BCI is a powerful way to understand users' perception directly by monitoring brain activities. We have been working on investigating effective BCI techniques using EEG and fNIRS for implict monitoring of users' perception of given multimedia content. Here, perceptual dimensions include satisfaction, quality, immersiveness, emotion, sense of reality, etc. In particular, we focus on understanding perception for novel types of media such as 3D, high dynamic range (HDR), 4K UHD, etc. Furthermore, peripheral physiological signals such as skin temperature, skin conductance, and heart rate are also considered, which have potential to complement brain activities.
Deep learning has received significant attention due to its power to learn effective representations from data. We are working on developing deep learning techniques for analysis of multimedia data including images, videos, music, etc.
The demand for wireless video delivery is ever increasing with the spread of powerful portable devices. A key issue for successful video delivery services is how to satisfy users' quality of experience (QoE) for the delivered content. We have been working on developing techniques for QoE-optimized video communications and QoE measurement for video communications, particularly based on massive-MIMO and scalable video coding (SVC).
The human visual attention allows to focus on a small region in the scene and ignore others at each time. Understanding how visual attention works via eye-tracking has importance in designing perceptually optimized multimedia processing and machine vision algorithms. Examples of our work on visual attention analysis include audio-visual focus of attention, gaze pattern analysis for temporal resolution changes, gaze pattern analysis for video packet loss, etc.
Image super resolution is a process to reconstruct a high-resolution image from a single low-resolution image. It has a wide range of applications in computer vision, medical imaging, satellite image processing, surveillance systems, etc. Recently, we have developed a blind single image super resolution technique. While existing methods usually require a prior knowledge about parameters used for low-pass filtering during down-scaling, our method robustly works for various down-scaling conditions. In addition, we have studied a proper way of conducting quality assessment of super resolution.
In these days, people easily take a large number of videos using handheld devices, but many of them have poor aesthetic quality. We have been working on developing automated video editing methods that can generate aesthetically improved versions of user-generated videos. Such methods not only exploit computer vision techniques such as motion tracking and shot detection, but also in-depth knowledge regarding human aesthetic perception and cinematography.

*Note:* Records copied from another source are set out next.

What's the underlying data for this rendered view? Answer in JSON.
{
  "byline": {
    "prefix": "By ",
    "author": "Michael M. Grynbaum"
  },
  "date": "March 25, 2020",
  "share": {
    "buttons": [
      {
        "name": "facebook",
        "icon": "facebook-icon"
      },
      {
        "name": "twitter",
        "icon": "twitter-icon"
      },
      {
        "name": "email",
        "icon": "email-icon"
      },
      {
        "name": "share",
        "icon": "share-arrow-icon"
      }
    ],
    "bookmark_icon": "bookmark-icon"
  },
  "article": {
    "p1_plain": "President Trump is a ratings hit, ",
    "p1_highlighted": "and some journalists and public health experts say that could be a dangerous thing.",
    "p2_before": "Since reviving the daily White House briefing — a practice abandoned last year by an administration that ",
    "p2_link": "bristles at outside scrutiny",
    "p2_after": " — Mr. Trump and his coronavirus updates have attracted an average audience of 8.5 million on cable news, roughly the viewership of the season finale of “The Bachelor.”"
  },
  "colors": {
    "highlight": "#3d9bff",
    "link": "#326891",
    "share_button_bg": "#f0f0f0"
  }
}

Music streaming services are prevalent in these days. In such services, it is important to understand listeners' satisfaction and recommend relevant songs at the right moment. We are seeking answers to various research questions such as: how to generate a music playlist satisfying users, how to recommend particular music clips based on listeners' states, how to sense listeners' response to given songs, how to predict popularity of songs, etc.